NOTE: One hour of college credit equals 15 hours of professional development.
Required courses, seminars, and/or other activities. These are PD experiences which are required for maintenance of licenses or certificates and are issued by professional organizations or government entities (for example, social worker, school nurse). In instances where the same course must be taken twice within the five-year period, the hours will count only once toward fulfilling the continuing education requirement.
- Curriculum development and writing. Activities related to the process of developing curriculum focused on the Core Curriculum Content Standards (CCCS), including, but not limited to, research, writing, and revision, are covered.
B. Activities with specified hours
The PTSB has identified two additional categories of professional development that specifically delineate how credit should be counted toward the 100 hours:
1. Activities that Support and/or Enhance the Profession: – Limited to 75 of the total 100 hours. These activities include but are not limited to grant writing, mentoring a pre-service teacher or a novice teacher, professional service on boards or committees, and teaching a course or workshop. NOTE: The total number of hours that can be accrued in these activities is 75 out of the 100 hours. In addition, the number of hours that can be accrued in various activities that serve the profession are:
- Service on boards/committees shall not exceed 10 hours per year of PD credit, provided that such service is identified in the PIP with the specific goals of the experience outlined therein.
- A mentor for a novice teacher or a cooperating teacher for a pre-service teacher will accrue one hour of PD credit for each week of supervision. An educator who works with
- An educator who works with a pre-service teacher or a team of pre-service teachers in a junior practicum will earn three PD hours per semester.
- In addition to the actual clock hours spent in delivery of the first presentation, presenters or teachers of courses or workshops shall accrue PD hours on the basis of two hours of preparation time for every hour of delivery time. The teaching or presenting of the same or a similar course or workshop shall count only once in a five-year cycle.
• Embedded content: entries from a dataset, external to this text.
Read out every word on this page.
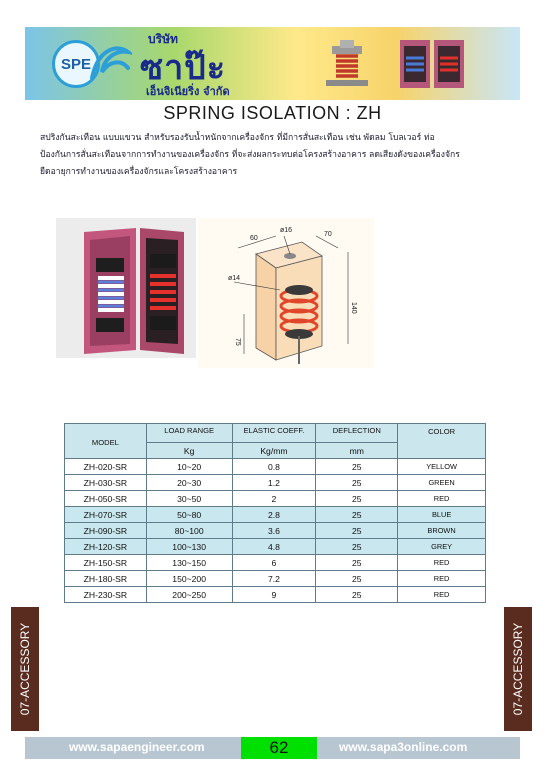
SPE
บริษัท
ซาป๊ะ
เอ็นจิเนียริ่ง จำกัด
SPRING ISOLATION : ZH

สปริงกันสะเทือน แบบแขวน สำหรับรองรับน้ำหนักจากเครื่องจักร ที่มีการสั่นสะเทือน เช่น พัดลม โบลเวอร์ ท่อ

ป้องกันการสั่นสะเทือนจากการทำงานของเครื่องจักร ที่จะส่งผลกระทบต่อโครงสร้างอาคาร ลดเสียงดังของเครื่องจักร

ยืดอายุการทำงานของเครื่องจักรและโครงสร้างอาคาร

60
ø16
70
ø14
140
75
MODEL	LOAD RANGE	ELASTIC COEFF.	DEFLECTION	COLOR
	Kg	Kg/mm	mm	
ZH-020-SR	10~20	0.8	25	YELLOW
ZH-030-SR	20~30	1.2	25	GREEN
ZH-050-SR	30~50	2	25	RED
ZH-070-SR	50~80	2.8	25	BLUE
ZH-090-SR	80~100	3.6	25	BROWN
ZH-120-SR	100~130	4.8	25	GREY
ZH-150-SR	130~150	6	25	RED
ZH-180-SR	150~200	7.2	25	RED
ZH-230-SR	200~250	9	25	RED
07-ACCESSORY	07-ACCESSORY
www.sapaengineer.com	62	www.sapa3online.com
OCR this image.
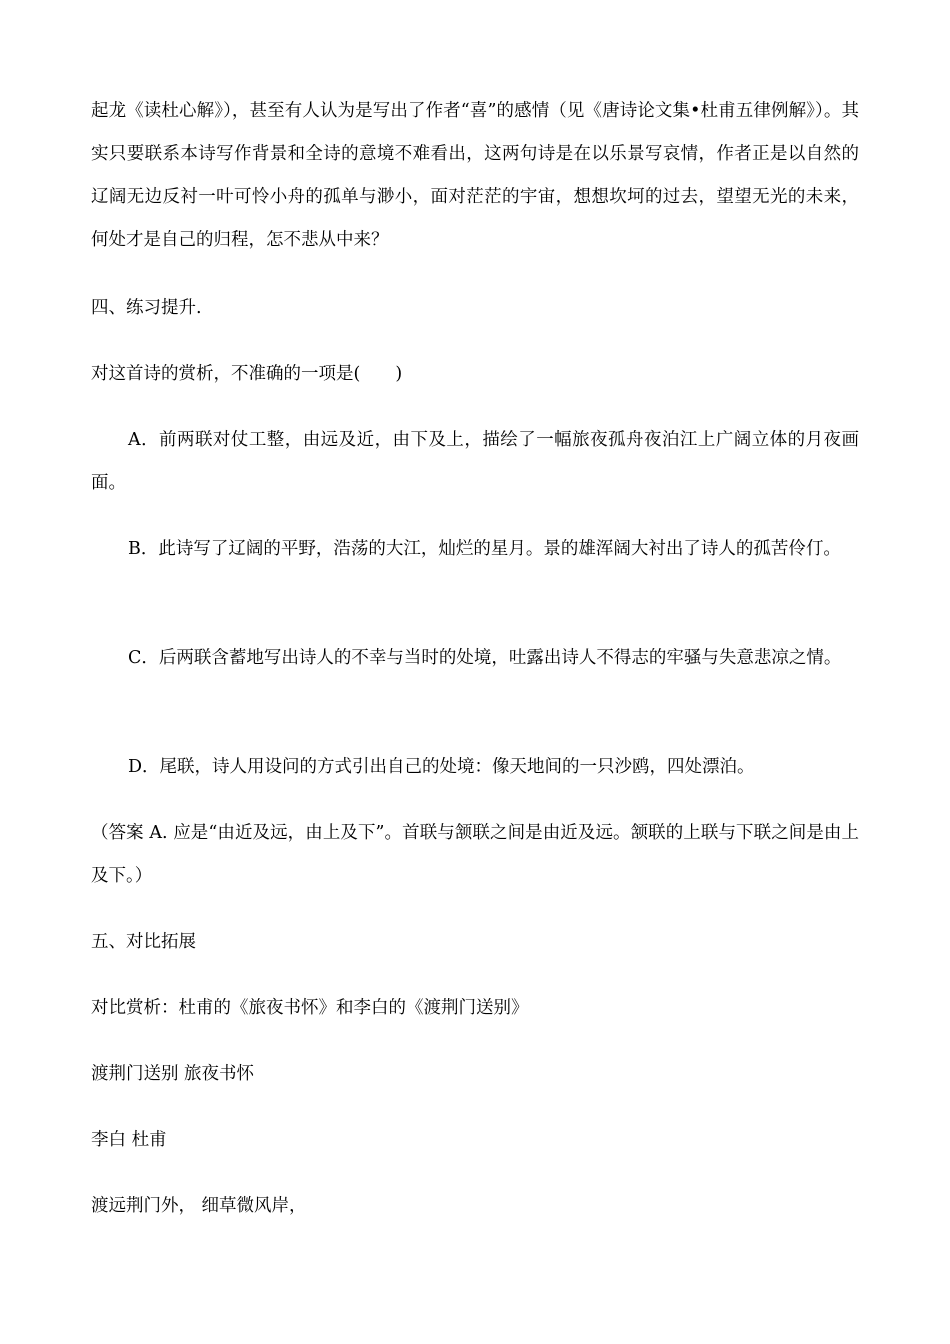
起龙《读杜心解》），甚至有人认为是写出了作者“喜”的感情（见《唐诗论文集•杜甫五律例解》）。其实只要联系本诗写作背景和全诗的意境不难看出，这两句诗是在以乐景写哀情，作者正是以自然的辽阔无边反衬一叶可怜小舟的孤单与渺小，面对茫茫的宇宙，想想坎坷的过去，望望无光的未来，何处才是自己的归程，怎不悲从中来？

四、练习提升.

对这首诗的赏析，不准确的一项是(　　)

A．前两联对仗工整，由远及近，由下及上，描绘了一幅旅夜孤舟夜泊江上广阔立体的月夜画面。

B．此诗写了辽阔的平野，浩荡的大江，灿烂的星月。景的雄浑阔大衬出了诗人的孤苦伶仃。

C．后两联含蓄地写出诗人的不幸与当时的处境，吐露出诗人不得志的牢骚与失意悲凉之情。

D．尾联，诗人用设问的方式引出自己的处境：像天地间的一只沙鸥，四处漂泊。

（答案 A. 应是“由近及远，由上及下”。首联与颔联之间是由近及远。颔联的上联与下联之间是由上及下。）

五、对比拓展

对比赏析：杜甫的《旅夜书怀》和李白的《渡荆门送别》

渡荆门送别 旅夜书怀

李白 杜甫

渡远荆门外， 细草微风岸，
2. Independent Professional Studies: These studies can include but are not limited to action research, study groups, sabbaticals, fellowships, internships, teacher exchanges, textbook review, portfolio development, online workshops or programs, and contributions to professional literature. An individual who decides to develop such an independent study program must adhere to the following procedures:
- The individual’s PIP must include a written rationale demonstrating how his/her proposed plan is consistent with the state standards for professional development.
- The individual and his/her immediate supervisor must discuss the projected number of hours which will be spent in such study.
- Over the course of the independent study, the staff member will maintain a log of actual hours completed.
Comments from: NJ School Boards Association
What Professional Development Activities Count Towards the 100 Hours?
The Department of Education has clarified the type of activities that may count towards teachers’ fulfillment of their 100 hours requirement. Although not specifically incorporated in the amended 2004 Code, there is every indication that the Department’s intent, as expressed in its document “ A New Vision For Professional Development Update 2002”, continues to be applicable, as long as they meet the elements of the codified standards. Thus, teachers may satisfy their continued education requirement through a combination of various experiences…
These activities include: in-service programs; formal courses and conferences sponsored by colleges, district boards of education, professional associations, or other entities …..
In addition, the following activities may also count towards the requirement: action research, development of other activities related to curriculum writing; activities that “serve the profession,” including, but not limited to grant writing, mentoring and other professional activities, and independent professional studies such as study groups, sabbaticals, fellowships, textbook review and portfolio developments.
However, certain limitations on creditable hours may be placed on these additional activities. For example, only 75 hours of professional activities can be accrued in any five-year period and hours spent serving on professional boards cannot exceed 10 hours in any one year.